Implanted Cardioverter Defibrillators (ICDs). ICDs are 99 percent effective in stopping life-threatening arrhythmias and are the most successful therapy to treat ventricular fibrillation, the major cause of sudden cardiac death. ICDs continuously monitor the heart rhythm, automatically function as pacemakers for heart rates that are too slow, and deliver life-saving shocks if a dangerously fast heart rhythm is detected.
Pacemakers. Devices that “pace” the heart rate when it is too slow (bradycardia) can take over for the heart’s natural pacemaker, the sinoatrial node, when it is functioning improperly. Pacemakers monitor and regulate the rhythm of the heart and transmit electrical impulses to stimulate the heart if it is beating too slowly.
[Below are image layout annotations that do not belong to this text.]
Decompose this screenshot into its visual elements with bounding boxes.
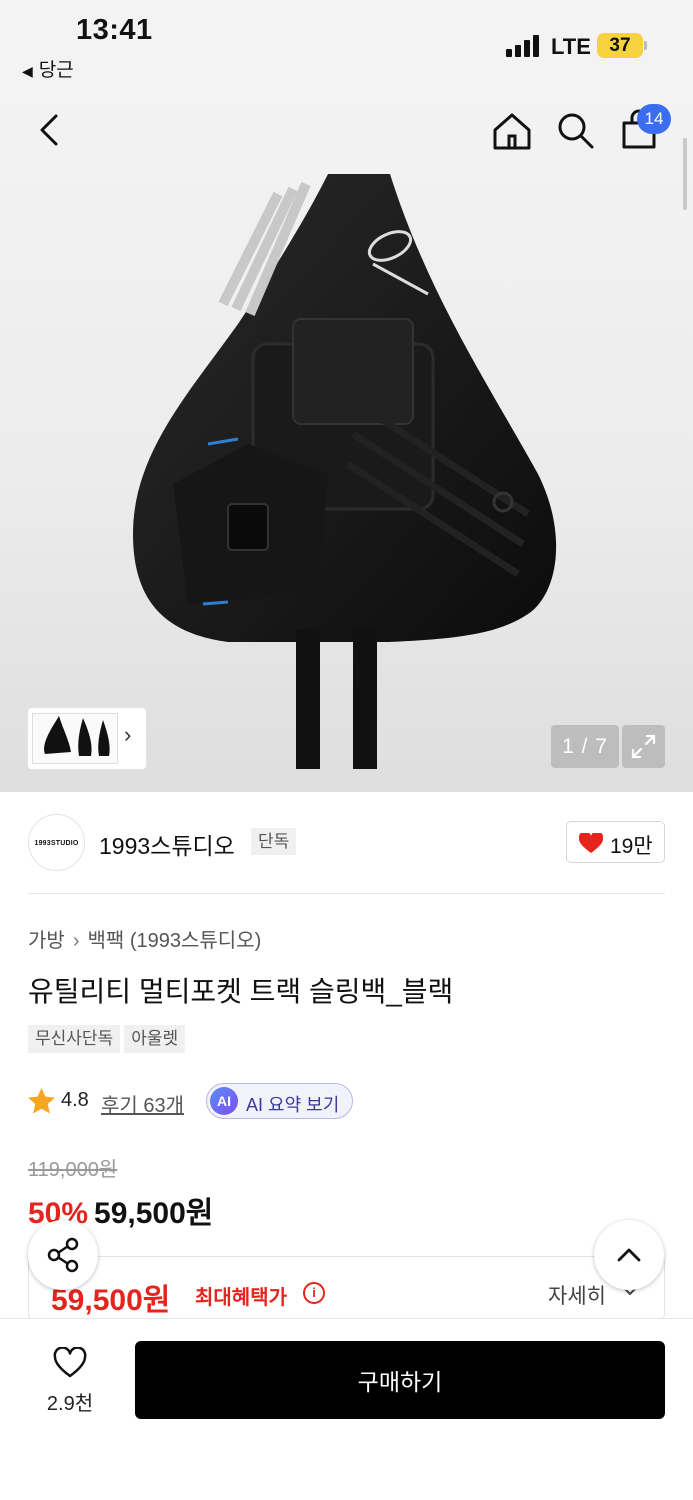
brand-like-button[interactable]: 19만 <box>566 821 665 863</box>
wishlist-button[interactable]: 2.9천 <box>30 1339 110 1419</box>
breadcrumb-item-category[interactable]: 가방 <box>28 930 65 952</box>
bottom-action-bar: 2.9천 구매하기 <box>0 1318 693 1500</box>
star-icon <box>28 1088 55 1114</box>
breadcrumb-separator-icon: › <box>72 930 80 952</box>
thumbnail-strip[interactable]: › <box>28 708 146 769</box>
thumbnail-image[interactable] <box>32 713 118 764</box>
sale-price: 59,500원 <box>94 1197 214 1230</box>
thumbnail-bag-icon <box>44 716 110 756</box>
product-image-gallery[interactable]: › 1 / 7 <box>0 88 693 792</box>
product-tags: 무신사단독 아울렛 <box>28 1025 189 1053</box>
back-to-app-link[interactable]: ◀ 당근 <box>22 55 74 82</box>
buy-button[interactable]: 구매하기 <box>135 1341 665 1419</box>
ai-summary-button[interactable]: AI AI 요약 보기 <box>206 1083 353 1119</box>
heart-outline-icon <box>53 1347 87 1378</box>
breadcrumb: 가방 › 백팩 (1993스튜디오) <box>28 924 261 953</box>
breadcrumb-item-subcategory[interactable]: 백팩 (1993스튜디오) <box>87 930 261 952</box>
exclusive-badge: 단독 <box>251 828 297 855</box>
status-bar: 13:41 ◀ 당근 LTE 37 <box>0 0 693 88</box>
rating-score: 4.8 <box>61 1089 89 1111</box>
expand-icon <box>631 734 656 759</box>
status-time: 13:41 <box>76 14 153 46</box>
seller-row[interactable]: 1993STUDIO 1993스튜디오 단독 19만 <box>28 814 665 894</box>
home-icon <box>493 113 531 150</box>
wishlist-count: 2.9천 <box>46 1393 94 1415</box>
back-icon <box>40 114 58 146</box>
expand-button[interactable] <box>622 725 665 768</box>
battery-icon: 37 <box>597 33 643 58</box>
back-button[interactable] <box>28 108 72 152</box>
max-benefit-label: 최대혜택가 <box>195 1287 287 1309</box>
battery-nub <box>644 41 647 50</box>
scroll-top-button[interactable] <box>594 1220 664 1290</box>
original-price: 119,000원 <box>28 1159 118 1181</box>
tag-outlet: 아울렛 <box>124 1025 186 1053</box>
reviews-link[interactable]: 후기 63개 <box>101 1089 184 1118</box>
seller-logo[interactable]: 1993STUDIO <box>28 814 85 871</box>
chevron-up-icon <box>617 1248 641 1262</box>
search-icon <box>558 113 594 149</box>
back-app-label: 당근 <box>38 60 74 81</box>
ai-icon: AI <box>210 1087 238 1115</box>
share-button[interactable] <box>28 1220 98 1290</box>
ai-summary-label: AI 요약 보기 <box>246 1095 340 1115</box>
heart-filled-icon <box>579 833 603 853</box>
product-title: 유틸리티 멀티포켓 트랙 슬링백_블랙 <box>28 976 454 1007</box>
share-icon <box>47 1237 79 1273</box>
home-button[interactable] <box>490 110 534 154</box>
network-label: LTE <box>551 34 591 59</box>
product-photo <box>133 174 557 769</box>
seller-name[interactable]: 1993스튜디오 <box>99 827 235 861</box>
search-button[interactable] <box>553 108 597 152</box>
image-counter: 1 / 7 <box>551 725 619 768</box>
max-benefit-box[interactable]: 59,500원 최대혜택가 i 자세히 <box>28 1256 665 1320</box>
back-triangle-icon: ◀ <box>22 63 33 79</box>
thumbnail-next-icon[interactable]: › <box>124 722 131 748</box>
brand-like-count: 19만 <box>610 835 653 858</box>
cart-count-badge: 14 <box>637 104 671 134</box>
info-icon[interactable]: i <box>303 1282 325 1304</box>
tag-musinsa-exclusive: 무신사단독 <box>28 1025 121 1053</box>
scrollbar[interactable] <box>683 138 687 210</box>
signal-icon <box>506 35 542 57</box>
product-page: 13:41 ◀ 당근 LTE 37 › 1 / 7 14 1993STUDIO … <box>0 0 693 1500</box>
Cardiac Resynchronization Therapy (CRT) for Congestive Heart Failure Devices for Heart Failure. The U.S. Food and Drug Administration (FDA) approved a special type of pacemaker for certain patients with heart failure. In Cardiac Resynchronization Therapy, an implanted device paces both the left and right ventricles (lower chambers) of the heart simultaneously. This resynchronizes muscle contractions and improves the efficiency of the weakened heart
Cardiac Lead Removal
Over the past decade, there has been dramatic growth in the number of patients being implanted with a permanent pacemaker or cardioverter-defibrillator (ICD). Perceptions of lead reliability, performance, complications and approaches to management have also evolved dramatically since the inception of these devices.
A cardiac lead is a flexible wire, coated with insulation that connects a pacemaker or implantable cardioverter defibrillator (ICD) to the interior of the heart. Removal of the lead may be necessary under certain circumstances. Cardiac Lead Removal is often referred to as lead extraction.